I have never stopped telling my truth, in which there is a margin of error, sometimes large, and which can evolve, even drastically. When I have published compilations of articles, such as Against all odds, where you can follow my trajectory from socialism to liberalism in texts from many years ago, I wanted my readers to witness my own moral and political learning through these contradictory and discrepant articles. here in me Touchstone, I have given my opinion on all the things that favored or harmed me, always in good faith, whether I agreed or disagreed with the newspaper's line. In many things I have been consistent over the decades and in others I have varied my way of thinking. And perhaps that is the merit of the columns that last so many years: to make transparent the debate that a columnist has with himself over time when he strives to bring his ideas closer to reality, which is always changing depending on the context. .
My advice, I said before, to young journalists, is to always tell the truth, even if it is difficult to assimilate and describe, based on reality.
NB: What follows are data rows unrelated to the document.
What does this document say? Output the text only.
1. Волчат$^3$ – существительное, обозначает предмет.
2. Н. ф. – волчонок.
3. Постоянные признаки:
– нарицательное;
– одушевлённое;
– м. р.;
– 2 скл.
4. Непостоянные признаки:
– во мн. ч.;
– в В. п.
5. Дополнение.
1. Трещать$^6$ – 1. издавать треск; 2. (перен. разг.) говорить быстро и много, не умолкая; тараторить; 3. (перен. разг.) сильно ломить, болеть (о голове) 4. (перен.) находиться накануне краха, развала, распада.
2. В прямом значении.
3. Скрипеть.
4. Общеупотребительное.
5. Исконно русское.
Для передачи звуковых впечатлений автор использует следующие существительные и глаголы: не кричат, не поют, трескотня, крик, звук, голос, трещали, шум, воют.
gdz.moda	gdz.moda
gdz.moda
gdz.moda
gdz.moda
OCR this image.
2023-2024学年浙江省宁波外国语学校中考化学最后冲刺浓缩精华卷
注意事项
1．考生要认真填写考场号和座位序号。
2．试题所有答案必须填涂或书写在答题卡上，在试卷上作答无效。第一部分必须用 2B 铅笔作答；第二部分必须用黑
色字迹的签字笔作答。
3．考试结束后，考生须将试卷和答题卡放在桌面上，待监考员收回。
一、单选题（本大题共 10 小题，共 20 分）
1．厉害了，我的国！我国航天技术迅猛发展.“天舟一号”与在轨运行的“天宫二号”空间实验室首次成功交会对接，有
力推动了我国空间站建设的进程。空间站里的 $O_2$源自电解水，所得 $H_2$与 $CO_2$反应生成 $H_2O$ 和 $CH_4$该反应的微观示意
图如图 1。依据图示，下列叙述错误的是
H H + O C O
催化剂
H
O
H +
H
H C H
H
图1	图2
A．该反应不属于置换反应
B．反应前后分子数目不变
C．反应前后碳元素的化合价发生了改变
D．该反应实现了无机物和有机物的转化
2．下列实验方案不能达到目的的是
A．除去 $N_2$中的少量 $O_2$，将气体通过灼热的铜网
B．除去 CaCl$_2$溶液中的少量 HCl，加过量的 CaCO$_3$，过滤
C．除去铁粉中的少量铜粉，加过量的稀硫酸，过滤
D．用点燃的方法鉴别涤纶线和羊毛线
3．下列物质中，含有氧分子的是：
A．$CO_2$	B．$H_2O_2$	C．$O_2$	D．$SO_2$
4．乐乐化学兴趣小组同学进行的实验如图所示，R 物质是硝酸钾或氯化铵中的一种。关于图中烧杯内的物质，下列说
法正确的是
Although this is often difficult, there are always ways to approach it, and I believe that if the journalist renounces his obligation to tell the truth, that is the source from which all the evils of the press derive, from the small effort to the tidal wave that lying can cause. The talented journalist seeks the truth like a sword that cuts its way everywhere. Telling lies, manipulating, is easy, but sooner or later it becomes evident. He who tells the truth and defends it provides a service to his readers and to his time. That is what I have timidly aspired to with the name —Touchstone— from my column in EL PAÍS.